# Database Discussions > Reporting Services >  use JOIN to use part of strings

## darkdusky

I am using Join(Parameters!aCode.Value, ",") to concatenate selections from dropdownlist and display in a label control.
I would like to only display part of the selection because some are quite long, so multiple selections can create a very big label.
I tried: Join(left(Parameters!aCode.Value,3), ",")  but got error:
"Overload resolution failed because no accessible join can be called with these arguments"

----------


## Island1

Did you try trimming the entire function, instead of within the JOIN() statement? 

Let me know if I can assist further ...

Bill

----------


## darkdusky

thanks for reply - Sorry I probably haven't explained properly. I need to see the start of each of the selections rather than the start of the entire selection. E.g what I have now.
Richard Jones, Peter Jones, Geoffrey Thompson, Frank Hughes, James Johnson, Doris Smith, Janet Jackson ......

with each trimmed:
Richard , Peter Jo, Geoffrey, Frank Hu, James Jo, Doris Sm, Janet Ja ......

My actual examples are much longer so I'd like to trim after 10 chars.

----------


## Island1

After trying this in a sample report with multi-value params turned on, I think it could be done with a JOIN(), SPLIT(), TRIM() and then a re - JOIN(), or some such logic, but it will get very stringy.  What is the source of your parameter picklist?  If a table, you can always create an alternate "short name" that you then pull into the picklist, and avoid the whole stringing exercise, which might degrade performance of the report at runtime, etc. (If it can even be accomplished ...).

Is the data source OLAP or relational?  To what are you pointing your report parameter Value and Label fields? You could generate a third field in the supporting dataset, called (for example) Picklist Label, and either place a trimmed field in the table (etc.), or do it as part of the supporting SQL / MDX query, and then reference the new field in the Label field.  The tradeoff would be that the name is also trimmed in the picklist -  but if you're talking trimming to 10 characters with what you currently have, I'd think that the picklist is overly wide, as it ...

Just an idea ...  HTH.

Bill

----------


## darkdusky

Bill - thanks again for reply. The source is stored procedure reading from SQL Server table. The dataset label shows one column from table containing the field name (text), the dataset value shows the field's codenumber. The text field is long and contains commas, speech marks etc so I only use it as a label, I use the codenumber for SQL joins etc. 
Basically I'm giving a visible output into a label on top of report of what was selected so that when reports are printed out and filed they will know which fields were selected for this report. So the label on report can be more concise than the dropdown selections.
User wants full text in dropdown because some are similar but with a trimmed display on report of the selections made.
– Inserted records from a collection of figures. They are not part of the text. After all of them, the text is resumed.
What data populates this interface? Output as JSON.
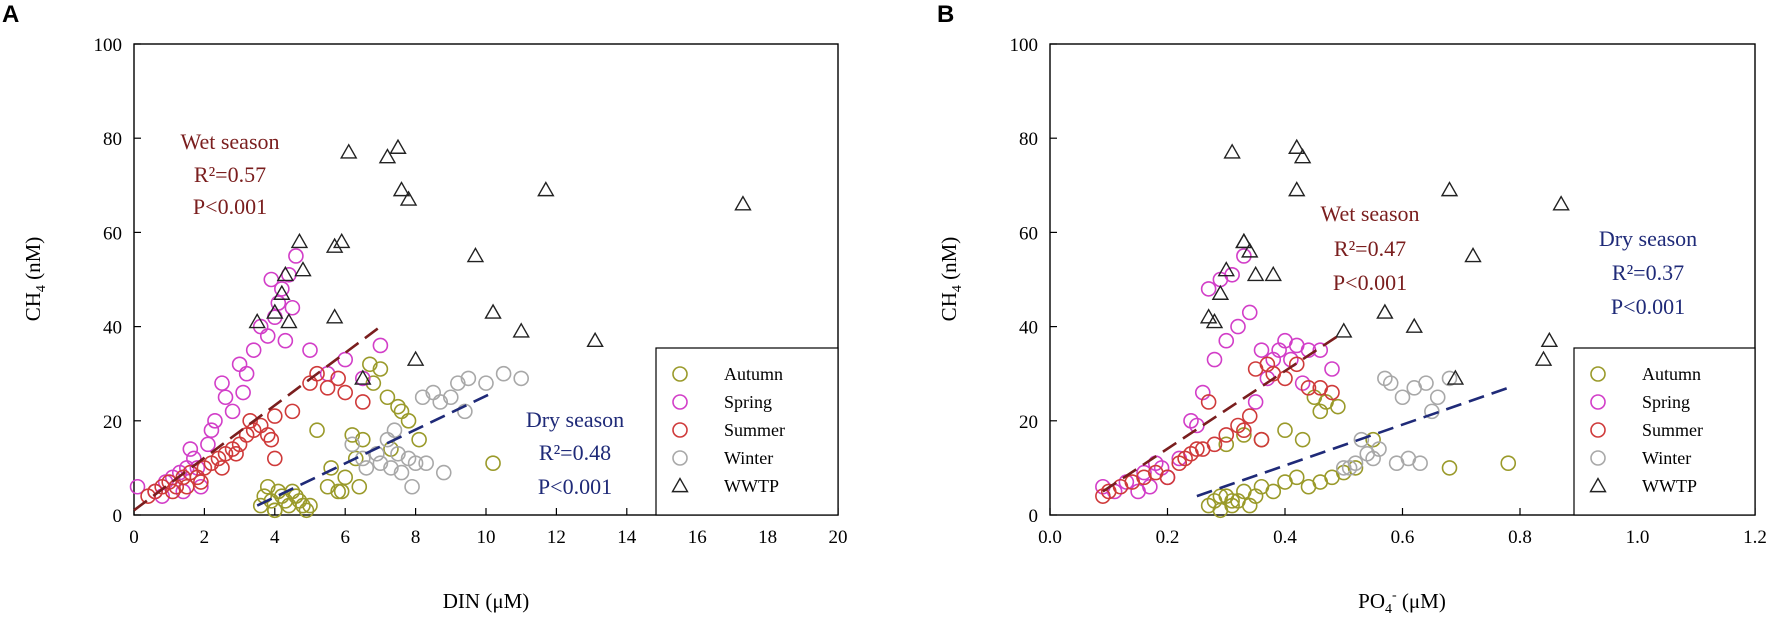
{
  "colors": {
    "Autumn": "#9a9a2a",
    "Spring": "#d23ec8",
    "Summer": "#cf3a3a",
    "Winter": "#a8a8a8",
    "WWTP": "#222222",
    "wet": "#7a1e1e",
    "dry": "#1f2a78"
  },
  "chart_data": [
    {
      "type": "scatter",
      "panel": "A",
      "xlabel": "DIN (μM)",
      "ylabel": "CH4 (nM)",
      "xlim": [
        0,
        20
      ],
      "ylim": [
        0,
        100
      ],
      "xticks": [
        "0",
        "2",
        "4",
        "6",
        "8",
        "10",
        "12",
        "14",
        "16",
        "18",
        "20"
      ],
      "yticks": [
        "0",
        "20",
        "40",
        "60",
        "80",
        "100"
      ],
      "legend_position": "bottom-right",
      "annotations": {
        "wet": {
          "title": "Wet season",
          "r2": "R²=0.57",
          "p": "P<0.001"
        },
        "dry": {
          "title": "Dry season",
          "r2": "R²=0.48",
          "p": "P<0.001"
        }
      },
      "fits": [
        {
          "season": "wet",
          "x": [
            0,
            7
          ],
          "y": [
            1,
            40
          ]
        },
        {
          "season": "dry",
          "x": [
            3.5,
            10.2
          ],
          "y": [
            2,
            26
          ]
        }
      ],
      "series": [
        {
          "name": "Autumn",
          "x": [
            3.6,
            3.9,
            4.0,
            4.2,
            4.4,
            4.5,
            4.7,
            4.9,
            5.0,
            3.8,
            4.1,
            4.3,
            4.6,
            5.5,
            5.8,
            6.0,
            6.2,
            6.5,
            6.7,
            7.0,
            7.2,
            7.5,
            7.8,
            8.1,
            5.2,
            5.6,
            6.3,
            6.8,
            7.3,
            4.0,
            4.8,
            3.7,
            5.9,
            6.4,
            10.2,
            7.6
          ],
          "y": [
            2,
            3,
            1,
            4,
            2,
            5,
            3,
            1,
            2,
            6,
            5,
            3,
            4,
            6,
            5,
            8,
            17,
            16,
            32,
            31,
            25,
            23,
            20,
            16,
            18,
            10,
            12,
            28,
            14,
            1,
            2,
            4,
            5,
            6,
            11,
            22
          ]
        },
        {
          "name": "Spring",
          "x": [
            0.1,
            0.6,
            0.9,
            1.1,
            1.3,
            1.5,
            1.7,
            1.9,
            2.1,
            2.3,
            2.6,
            2.8,
            3.0,
            3.2,
            3.4,
            3.6,
            3.8,
            4.0,
            4.2,
            4.4,
            4.6,
            5.0,
            5.5,
            6.0,
            6.5,
            7.0,
            0.8,
            1.4,
            1.8,
            2.2,
            3.9,
            4.1,
            4.3,
            4.5,
            2.5,
            3.1,
            1.6
          ],
          "y": [
            6,
            5,
            7,
            8,
            9,
            10,
            12,
            6,
            15,
            20,
            25,
            22,
            32,
            30,
            35,
            40,
            38,
            42,
            48,
            51,
            55,
            35,
            30,
            33,
            29,
            36,
            4,
            5,
            10,
            18,
            50,
            45,
            37,
            44,
            28,
            26,
            14
          ]
        },
        {
          "name": "Summer",
          "x": [
            0.4,
            0.6,
            0.8,
            1.0,
            1.2,
            1.4,
            1.6,
            1.8,
            2.0,
            2.2,
            2.4,
            2.6,
            2.8,
            3.0,
            3.2,
            3.4,
            3.6,
            3.8,
            4.0,
            4.5,
            5.0,
            5.5,
            6.0,
            6.5,
            1.1,
            1.5,
            1.9,
            2.5,
            3.3,
            3.9,
            5.2,
            5.8,
            4.0,
            2.9
          ],
          "y": [
            4,
            5,
            6,
            7,
            6,
            8,
            9,
            8,
            10,
            11,
            12,
            13,
            14,
            15,
            17,
            18,
            19,
            17,
            21,
            22,
            28,
            27,
            26,
            24,
            5,
            6,
            7,
            10,
            20,
            16,
            30,
            29,
            12,
            13
          ]
        },
        {
          "name": "Winter",
          "x": [
            7.0,
            7.3,
            7.5,
            7.6,
            7.8,
            8.0,
            8.2,
            8.5,
            8.7,
            9.0,
            9.2,
            9.5,
            10.0,
            10.5,
            11.0,
            6.6,
            6.9,
            7.2,
            7.9,
            8.3,
            8.8,
            9.4,
            6.2,
            6.5,
            7.4
          ],
          "y": [
            11,
            10,
            13,
            9,
            12,
            11,
            25,
            26,
            24,
            25,
            28,
            29,
            28,
            30,
            29,
            10,
            13,
            16,
            6,
            11,
            9,
            22,
            15,
            12,
            18
          ]
        },
        {
          "name": "WWTP",
          "x": [
            3.5,
            4.0,
            4.2,
            4.3,
            4.4,
            4.7,
            4.8,
            5.7,
            5.9,
            6.1,
            6.5,
            7.2,
            7.5,
            7.6,
            7.8,
            8.0,
            9.7,
            10.2,
            11.0,
            11.7,
            13.1,
            17.3,
            5.7
          ],
          "y": [
            41,
            43,
            47,
            51,
            41,
            58,
            52,
            57,
            58,
            77,
            29,
            76,
            78,
            69,
            67,
            33,
            55,
            43,
            39,
            69,
            37,
            66,
            42
          ]
        }
      ]
    },
    {
      "type": "scatter",
      "panel": "B",
      "xlabel": "PO4⁻ (μM)",
      "ylabel": "CH4 (nM)",
      "xlim": [
        0,
        1.2
      ],
      "ylim": [
        0,
        100
      ],
      "xticks": [
        "0.0",
        "0.2",
        "0.4",
        "0.6",
        "0.8",
        "1.0",
        "1.2"
      ],
      "yticks": [
        "0",
        "20",
        "40",
        "60",
        "80",
        "100"
      ],
      "legend_position": "bottom-right",
      "annotations": {
        "wet": {
          "title": "Wet season",
          "r2": "R²=0.47",
          "p": "P<0.001"
        },
        "dry": {
          "title": "Dry season",
          "r2": "R²=0.37",
          "p": "P<0.001"
        }
      },
      "fits": [
        {
          "season": "wet",
          "x": [
            0.09,
            0.49
          ],
          "y": [
            5,
            38
          ]
        },
        {
          "season": "dry",
          "x": [
            0.25,
            0.78
          ],
          "y": [
            4,
            27
          ]
        }
      ],
      "series": [
        {
          "name": "Autumn",
          "x": [
            0.27,
            0.28,
            0.29,
            0.3,
            0.31,
            0.32,
            0.33,
            0.34,
            0.35,
            0.36,
            0.38,
            0.4,
            0.42,
            0.44,
            0.46,
            0.48,
            0.5,
            0.52,
            0.55,
            0.45,
            0.47,
            0.3,
            0.33,
            0.36,
            0.4,
            0.43,
            0.46,
            0.49,
            0.68,
            0.78,
            0.29,
            0.31
          ],
          "y": [
            2,
            3,
            1,
            4,
            2,
            3,
            5,
            2,
            4,
            6,
            5,
            7,
            8,
            6,
            7,
            8,
            9,
            10,
            16,
            25,
            24,
            15,
            17,
            16,
            18,
            16,
            22,
            23,
            10,
            11,
            4,
            3
          ]
        },
        {
          "name": "Spring",
          "x": [
            0.09,
            0.11,
            0.13,
            0.15,
            0.17,
            0.19,
            0.2,
            0.22,
            0.24,
            0.26,
            0.28,
            0.3,
            0.32,
            0.34,
            0.36,
            0.38,
            0.4,
            0.42,
            0.44,
            0.46,
            0.48,
            0.27,
            0.29,
            0.31,
            0.33,
            0.25,
            0.35,
            0.37,
            0.39,
            0.41,
            0.43,
            0.16,
            0.18
          ],
          "y": [
            6,
            5,
            7,
            5,
            6,
            10,
            8,
            12,
            20,
            26,
            33,
            37,
            40,
            43,
            35,
            33,
            37,
            36,
            35,
            35,
            31,
            48,
            50,
            51,
            55,
            19,
            24,
            29,
            35,
            33,
            28,
            9,
            11
          ]
        },
        {
          "name": "Summer",
          "x": [
            0.09,
            0.1,
            0.12,
            0.14,
            0.16,
            0.18,
            0.2,
            0.22,
            0.24,
            0.26,
            0.28,
            0.3,
            0.32,
            0.34,
            0.36,
            0.38,
            0.4,
            0.42,
            0.44,
            0.46,
            0.48,
            0.23,
            0.25,
            0.27,
            0.35,
            0.37,
            0.33
          ],
          "y": [
            4,
            5,
            6,
            7,
            8,
            9,
            8,
            11,
            13,
            14,
            15,
            17,
            19,
            21,
            16,
            30,
            29,
            32,
            27,
            27,
            26,
            12,
            14,
            24,
            31,
            32,
            18
          ]
        },
        {
          "name": "Winter",
          "x": [
            0.5,
            0.52,
            0.54,
            0.55,
            0.56,
            0.57,
            0.58,
            0.6,
            0.62,
            0.64,
            0.65,
            0.66,
            0.68,
            0.51,
            0.53,
            0.59,
            0.61,
            0.63
          ],
          "y": [
            10,
            11,
            13,
            12,
            14,
            29,
            28,
            25,
            27,
            28,
            22,
            25,
            29,
            10,
            16,
            11,
            12,
            11
          ],
          "note": ""
        },
        {
          "name": "WWTP",
          "x": [
            0.27,
            0.28,
            0.29,
            0.3,
            0.31,
            0.33,
            0.34,
            0.35,
            0.38,
            0.42,
            0.43,
            0.5,
            0.57,
            0.62,
            0.68,
            0.69,
            0.72,
            0.84,
            0.85,
            0.87,
            0.42,
            0.33
          ],
          "y": [
            42,
            41,
            47,
            52,
            77,
            58,
            56,
            51,
            51,
            78,
            76,
            39,
            43,
            40,
            69,
            29,
            55,
            33,
            37,
            66,
            69,
            58
          ]
        }
      ]
    }
  ],
  "panels": [
    {
      "letter": "A",
      "legend": [
        "Autumn",
        "Spring",
        "Summer",
        "Winter",
        "WWTP"
      ]
    },
    {
      "letter": "B",
      "legend": [
        "Autumn",
        "Spring",
        "Summer",
        "Winter",
        "WWTP"
      ]
    }
  ]
}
Can you show how, inside a label expression, I can loop through each element in the split to apply a trim or substring.
I've tried:
JOIN(Split(Join(Parameters!aCode.Label, "^"),"^"),"^").substring(0,10)) 
which gives first 10 chars of entire list not each element trimmed.
And this produces an error:
JOIN(Split(Join(Parameters!aCode.Label, "^"),"^").substring(0,10),"^")) 

I used ^ because text contains commas.

----------


## Island1

What makes it difficult is the variability of the number of possible names, based upon the picklist selection criteria.  I still prefer the idea of pre-formatted text from the data source - an added field, in your case, returned by the SPROC that generates the label as you wish it in the overall dataset.  Then, when you use Join(), only the truncated labels show, with no further mechanics at the report level.  (It might, indeed, be the only way to do this ...)

Let me know if you hit upon a report-based solution!

Bill

----------


## darkdusky

I've decided to use a lot of Replaces outside of the JOIN. I can create custom abbreviations for common words. Its not ideal but workable. Thanks for your help.

----------


## Island1

Sorry that you can't simply generate the appropriate "short name" label, but it sounds like you have a plan.  Hope it doesn't require too much maintenance ...

Let me know if I can help further ...

Bill

----------